Bordeaux 2018: No smooth ride

Bordeaux winemaker and commentator Gavin Quinney’s analysis of the 2018 harvest reveals it was an average year overall in terms of yields but one where mildew pressure meant some communes came off worse than others.

In his report (published in full both on his own website and Liv-ex’s) he explains that while the overall volumes produced where more or less average, from grower to grower the story is very different and while it was, “a glorious year for some growers…for others the size of their crop was…the stuff of nightmares”.

It is, he argues, a vintage where – despite an apparently positive outlook – “the devil’s in the detail”.

To begin with, it’s true that the region as a whole has bounced back from the absolute pasting much of it took as a result of frost and hail in 2017.

The 2018 vintage produced close to 500 million litres overall – the equivalent of a suitably devilish 666 million bottles.

The 10 year average from 2008 to 2017, including as it does two very small harvests (2013 and 2017 and 2008 wasn’t huge either) is 507m litres so 2018 is pretty much on the average sizewise but it’s worth pointing out that it is a smaller crop than 2014, 2015 and 2016 (the latter being especially bumper).

As Quinney points out, production varies massively from appellation to appellation and producer to producer.

May and July caused damage to an unlucky few and the relatively cool and damp end of spring/early summer in Bordeaux led to widespread downy mildew which caused catastrophic losses in some areas.

The Right Bank did bounce back after terrible losses in 2017 but it was the Left Bank and in particular the communes of Pauillac, Saint-Estèphe and Saint Julien that experienced lower yields.

As is so often the case (despite the occasional derision it causes), the sunshine of July through to October served to save the crops of those struck by mildew and concentrated the crop for others leading them to hail the 2018 as an excellent year.

 

A question of yields

Looking at the yields from the main appellations in tables that Quinney has compiled, one can see that in 2018 all of the major AOC, to a greater or lesser extent managed to produce more than in 2017; though Quinney adds that, “judging by the huge crop in many vineyards in 2018, it’s clear that yields would have been significantly higher had it not been for the presence of mildew in the spring and early summer.”

Digging down into the key AOC of the Left and Right Banks so far yields some surprising results.

It’s worth remembering that in 2017, while vineyards across the region succumbed to frost, the AOCs along the Gironde such as Pauillac and St-Estephe were not as badly hit and those two communes actually managed higher yields in 2017 than in 2016.

Despite 2018 being a bigger crop overall than 2017, Pauillac, St-Estèphe and St Julien all had higher yields in 2017 than in 2018 (see accompanying table).

Later on in his report, Quinney looks at the hail damage in May and July. These were, however, localised, striking Pessac, a bit of the Haut-Médoc and parts of Bourg and Blaye in May and then Bourg and Haut-Médoc again and Sauternes in July. The damage was severe in places but not catastrophic.

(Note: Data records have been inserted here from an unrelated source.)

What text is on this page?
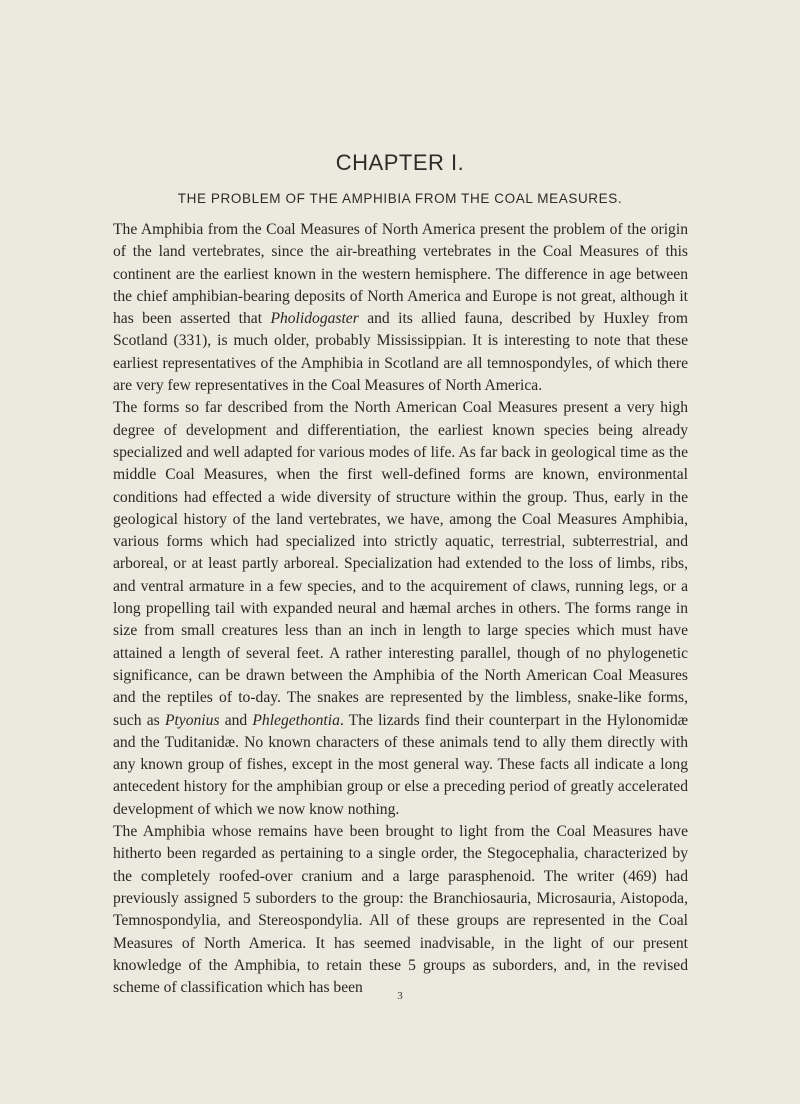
CHAPTER I.
THE PROBLEM OF THE AMPHIBIA FROM THE COAL MEASURES.

The Amphibia from the Coal Measures of North America present the problem of the origin of the land vertebrates, since the air-breathing vertebrates in the Coal Measures of this continent are the earliest known in the western hemisphere. The difference in age between the chief amphibian-bearing deposits of North America and Europe is not great, although it has been asserted that Pholidogaster and its allied fauna, described by Huxley from Scotland (331), is much older, probably Mississippian. It is interesting to note that these earliest representatives of the Amphibia in Scotland are all temnospondyles, of which there are very few representatives in the Coal Measures of North America.

The forms so far described from the North American Coal Measures present a very high degree of development and differentiation, the earliest known species being already specialized and well adapted for various modes of life. As far back in geological time as the middle Coal Measures, when the first well-defined forms are known, environmental conditions had effected a wide diversity of structure within the group. Thus, early in the geological history of the land vertebrates, we have, among the Coal Measures Amphibia, various forms which had specialized into strictly aquatic, terrestrial, subterrestrial, and arboreal, or at least partly arboreal. Specialization had extended to the loss of limbs, ribs, and ventral armature in a few species, and to the acquirement of claws, running legs, or a long propelling tail with expanded neural and hæmal arches in others. The forms range in size from small creatures less than an inch in length to large species which must have attained a length of several feet. A rather interesting parallel, though of no phylogenetic significance, can be drawn between the Amphibia of the North American Coal Measures and the reptiles of to-day. The snakes are represented by the limbless, snake-like forms, such as Ptyonius and Phlegethontia. The lizards find their counterpart in the Hylonomidæ and the Tuditanidæ. No known characters of these animals tend to ally them directly with any known group of fishes, except in the most general way. These facts all indicate a long antecedent history for the amphibian group or else a preceding period of greatly accelerated development of which we now know nothing.

The Amphibia whose remains have been brought to light from the Coal Measures have hitherto been regarded as pertaining to a single order, the Stegocephalia, characterized by the completely roofed-over cranium and a large parasphenoid. The writer (469) had previously assigned 5 suborders to the group: the Branchiosauria, Microsauria, Aistopoda, Temnospondylia, and Stereospondylia. All of these groups are represented in the Coal Measures of North America. It has seemed inadvisable, in the light of our present knowledge of the Amphibia, to retain these 5 groups as suborders, and, in the revised scheme of classification which has been	3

The real problem was mildew, brought about by heavy downpours in April but most especially May and June during flowering and grape development.

As Quinney noted: “The pattern of rainfall in the spring coincided with the spread of mildew unless it was brought under control. Many organic and biodynamic vineyards were hit badly and those conventionally farmed vineyards that missed vital sprayings also suffered considerable losses. A day or two late, in some cases, was to prove expensive – mildew can affect bunches as well as the canopy. As much as a third of Bordeaux vineyards were impacted by mildew to a greater or lesser extent.”

It is a common knowledge now that estates in “Pauillac and Margaux” that have switched to biodynamic viticulture have suffered very heavily.

One of these is Pontet-Canet, which responded to inquiries from the drinks business on this topic late last year.

Although the château declined to discuss actual losses, saying that, “mishaps of an estate only concern that estate itself,” it did reveal that the “small volume of the harvest” meant that vinification, “could take place only in the new concrete vats of 40hl,” which suggests yields were under 40hl/ha, and if, as Quinney’s charts show, Pauillac’s average yields were 38.5hl/ha then Pontet-Canet’s overall yields may have been smaller still.

So 2018 was far from a smooth ride for everyone in Bordeaux, no matter the spin that may be put on it when visits begin in earnest next month.

On the other hand, as Quinney also concludes, there is no doubt that in terms of quality the Bordelais are right to be upbeat.

The harvest really did take place after three perfectly dry and sunny months and there should be some extremely high quality wines on offer.